The ‘Bulgarian’ Method (Perryman)
Despite the name, this is not a real representation of the true Bulgarian weightlifting/powerlifting systems. Nonetheless, Matt Perryman’s book ‘Squat Every Day’ and the likes of Greg Nuckols and John Broz have popularised what we refer to in the West as the Bulgarian method.
The main principle of the Bulgarian method is to work up to a daily max in the back squat in each and every session. The ‘max’ should be smooth, comfortable and achieved without equipment and without psyching up. Following the max, the lifter then performs some comfortable back-off sets. It is intended that the lifter autoregulates the back-off sets too, however, 2-5 sets of 2-3 with 10% less than the daily max is a common recommendation. Because of the autoregulation of load and back-off sets, the Bulgarian system effectively becomes a DUP style of programme. It is recommended that deload weeks in incorporated in the programme, a principle of WUP.
Typically, lifters will look train 4-7 days per week on the programme. The basic template is a simple one – squat/deadlift, press, upper body pull. The daily max and back-off sets are normally performed for the squat/deadlift and press, whereas the upper body pull is performed in a typical hypertrophy assistance style. It is recommended that more squat than deadlift sessions are performed (typically no more than two deadlift sessions).

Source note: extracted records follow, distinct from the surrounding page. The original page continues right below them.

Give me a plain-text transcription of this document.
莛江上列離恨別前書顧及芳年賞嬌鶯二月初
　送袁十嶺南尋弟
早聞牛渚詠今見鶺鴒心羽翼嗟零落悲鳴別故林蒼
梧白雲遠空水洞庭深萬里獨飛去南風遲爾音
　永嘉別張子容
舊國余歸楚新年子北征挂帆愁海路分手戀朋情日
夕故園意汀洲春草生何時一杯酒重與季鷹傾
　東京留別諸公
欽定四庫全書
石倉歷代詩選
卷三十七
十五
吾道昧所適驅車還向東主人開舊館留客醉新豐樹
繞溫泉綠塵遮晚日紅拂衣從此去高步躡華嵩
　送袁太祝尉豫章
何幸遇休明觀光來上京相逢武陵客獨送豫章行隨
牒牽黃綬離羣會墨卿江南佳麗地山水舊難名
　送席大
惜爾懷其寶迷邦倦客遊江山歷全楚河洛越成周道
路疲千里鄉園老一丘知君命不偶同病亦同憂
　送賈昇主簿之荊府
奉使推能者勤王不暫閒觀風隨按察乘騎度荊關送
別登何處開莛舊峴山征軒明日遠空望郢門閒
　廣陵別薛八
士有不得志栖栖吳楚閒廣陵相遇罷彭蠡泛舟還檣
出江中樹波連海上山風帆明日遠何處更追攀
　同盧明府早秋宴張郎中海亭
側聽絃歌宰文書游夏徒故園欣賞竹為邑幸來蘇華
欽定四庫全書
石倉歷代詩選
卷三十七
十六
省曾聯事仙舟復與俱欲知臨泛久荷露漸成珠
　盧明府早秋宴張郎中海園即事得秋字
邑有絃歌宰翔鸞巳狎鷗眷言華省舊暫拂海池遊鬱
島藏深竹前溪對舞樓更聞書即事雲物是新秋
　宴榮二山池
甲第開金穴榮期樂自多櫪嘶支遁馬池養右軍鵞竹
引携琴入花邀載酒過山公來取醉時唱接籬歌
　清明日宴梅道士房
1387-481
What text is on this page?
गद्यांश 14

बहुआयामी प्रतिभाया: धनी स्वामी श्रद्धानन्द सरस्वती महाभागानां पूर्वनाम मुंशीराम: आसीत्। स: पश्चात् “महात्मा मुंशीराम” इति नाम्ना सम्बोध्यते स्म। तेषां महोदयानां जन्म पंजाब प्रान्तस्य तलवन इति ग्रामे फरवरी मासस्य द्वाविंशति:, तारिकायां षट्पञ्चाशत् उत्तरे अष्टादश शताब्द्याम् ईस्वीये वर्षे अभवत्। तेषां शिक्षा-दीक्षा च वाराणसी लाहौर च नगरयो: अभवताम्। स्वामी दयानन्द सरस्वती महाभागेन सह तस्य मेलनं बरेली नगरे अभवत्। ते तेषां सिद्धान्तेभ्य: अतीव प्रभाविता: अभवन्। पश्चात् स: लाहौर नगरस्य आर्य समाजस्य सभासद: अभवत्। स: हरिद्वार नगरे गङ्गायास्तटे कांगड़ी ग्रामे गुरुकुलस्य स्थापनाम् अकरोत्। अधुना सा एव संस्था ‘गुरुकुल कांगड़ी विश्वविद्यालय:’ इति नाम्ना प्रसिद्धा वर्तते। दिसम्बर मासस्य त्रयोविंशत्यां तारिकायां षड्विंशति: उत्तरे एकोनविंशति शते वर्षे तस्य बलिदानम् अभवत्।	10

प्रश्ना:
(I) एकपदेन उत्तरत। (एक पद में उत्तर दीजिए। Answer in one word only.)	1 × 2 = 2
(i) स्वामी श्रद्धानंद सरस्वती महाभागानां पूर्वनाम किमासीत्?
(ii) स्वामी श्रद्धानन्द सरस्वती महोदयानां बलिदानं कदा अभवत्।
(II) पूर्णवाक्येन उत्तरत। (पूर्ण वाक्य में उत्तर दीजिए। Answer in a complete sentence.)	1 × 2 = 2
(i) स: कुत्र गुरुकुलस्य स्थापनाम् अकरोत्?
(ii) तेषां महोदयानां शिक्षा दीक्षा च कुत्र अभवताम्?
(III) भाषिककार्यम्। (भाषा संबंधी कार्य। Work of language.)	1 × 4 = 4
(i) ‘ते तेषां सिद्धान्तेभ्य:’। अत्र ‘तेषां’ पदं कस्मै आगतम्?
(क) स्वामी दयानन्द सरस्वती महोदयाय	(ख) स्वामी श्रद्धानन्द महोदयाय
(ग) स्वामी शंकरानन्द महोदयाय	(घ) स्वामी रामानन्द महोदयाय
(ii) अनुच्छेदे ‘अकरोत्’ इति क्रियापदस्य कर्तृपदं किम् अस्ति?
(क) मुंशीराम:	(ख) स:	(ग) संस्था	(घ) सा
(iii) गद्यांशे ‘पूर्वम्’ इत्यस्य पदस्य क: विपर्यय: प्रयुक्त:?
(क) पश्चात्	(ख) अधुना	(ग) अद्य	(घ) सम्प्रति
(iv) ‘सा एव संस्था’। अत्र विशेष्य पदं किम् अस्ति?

Periodisation is achieved through a gradual increase in the load achieved for the daily max and, consequently, the load used for the back off sets.
As we highlighted last time, there is no ‘best’ programme.
Every strength programme seeks to add load to the barbell to achieve progressive overload.
‘Beginner’ programmes tend to be linear in nature and demonstrate high levels of specificity.
More ‘advanced’ programmes tend to integrate undulation on a daily and/or weekly basis. These programmes place greater emphasis on the concurrent development of hypertrophy and/or RFD.
Understanding how the programme is put together is crucial when seeking to determine which best fits your goals and needs at any given point in time.